Thursday, August 10, 2006

Quickie Film Reviews: R-Point



Film Four showed Korean spookfest R-Point last night (or early this morning). It's quite clearly a post-Ringu film in terms of style, right down to a Sadako clone wandering about, although the narrative, with talk of old burial grounds and curses, is a bit more traditional than the post-Hiroshima psychic teenager shenanigans of the Japanese film.

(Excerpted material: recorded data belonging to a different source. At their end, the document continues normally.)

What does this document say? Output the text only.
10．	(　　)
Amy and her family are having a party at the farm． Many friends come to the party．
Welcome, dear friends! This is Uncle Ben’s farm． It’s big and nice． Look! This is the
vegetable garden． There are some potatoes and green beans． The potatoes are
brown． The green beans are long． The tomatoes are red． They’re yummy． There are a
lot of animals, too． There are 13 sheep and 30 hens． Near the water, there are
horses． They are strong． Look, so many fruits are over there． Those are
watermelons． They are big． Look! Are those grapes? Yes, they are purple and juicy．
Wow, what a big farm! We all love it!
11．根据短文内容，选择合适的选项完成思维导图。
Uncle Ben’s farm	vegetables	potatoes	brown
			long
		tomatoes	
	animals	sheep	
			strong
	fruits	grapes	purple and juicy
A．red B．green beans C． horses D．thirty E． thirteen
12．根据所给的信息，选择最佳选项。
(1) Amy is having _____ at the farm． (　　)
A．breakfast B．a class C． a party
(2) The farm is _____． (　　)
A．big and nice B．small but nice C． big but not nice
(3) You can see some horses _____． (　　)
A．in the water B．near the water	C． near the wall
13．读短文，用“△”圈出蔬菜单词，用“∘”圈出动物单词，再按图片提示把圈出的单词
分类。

It's also something of a disappointment, but on the plus side, it's only such a let down because the opening two-thirds of the film are exceptionally well done, with a couple of nicely-paced shocks and some clever and quite subtle moments (well, I saw them as subtle, but I suppose they might seem obvious if one were to take certain portions of the script literally). Sadly, the creators seem to have run out of ideas by the end of the film (aside from one bit dealing with the fate of the lead character, which again seemed subtle and somewhat heartbreaking to me, but might in fact have been patently obvious), resorting instead to erratic storytelling and bursts of random violence. The "rules" of the curse are also somewhat inconsistent, particularly in comparison to the stark simplicity of something like the aforementioned Ringu; I'm still not sure why certain stuff does and doesn't happen to certain characters. Similarly, fairly important chunks of the script seem to be missing, like what exactly Sergeant Jing is up to; I get the feeling that either the original script was a bit shaky, or more likely the English translation is somewhat haphazard.

Still, the first hour or so made the film highly entertaining, even if the climax wasn't up to the same standard. R-Point isn't as good an entry in the "squaddies against the paranormal" genre as either Predator or Dog Soldiers (where's that sequel, Pertwee?), but it's definitely worth a look, and it's better than The Keep, or that one with the haunted submarine that no one watched.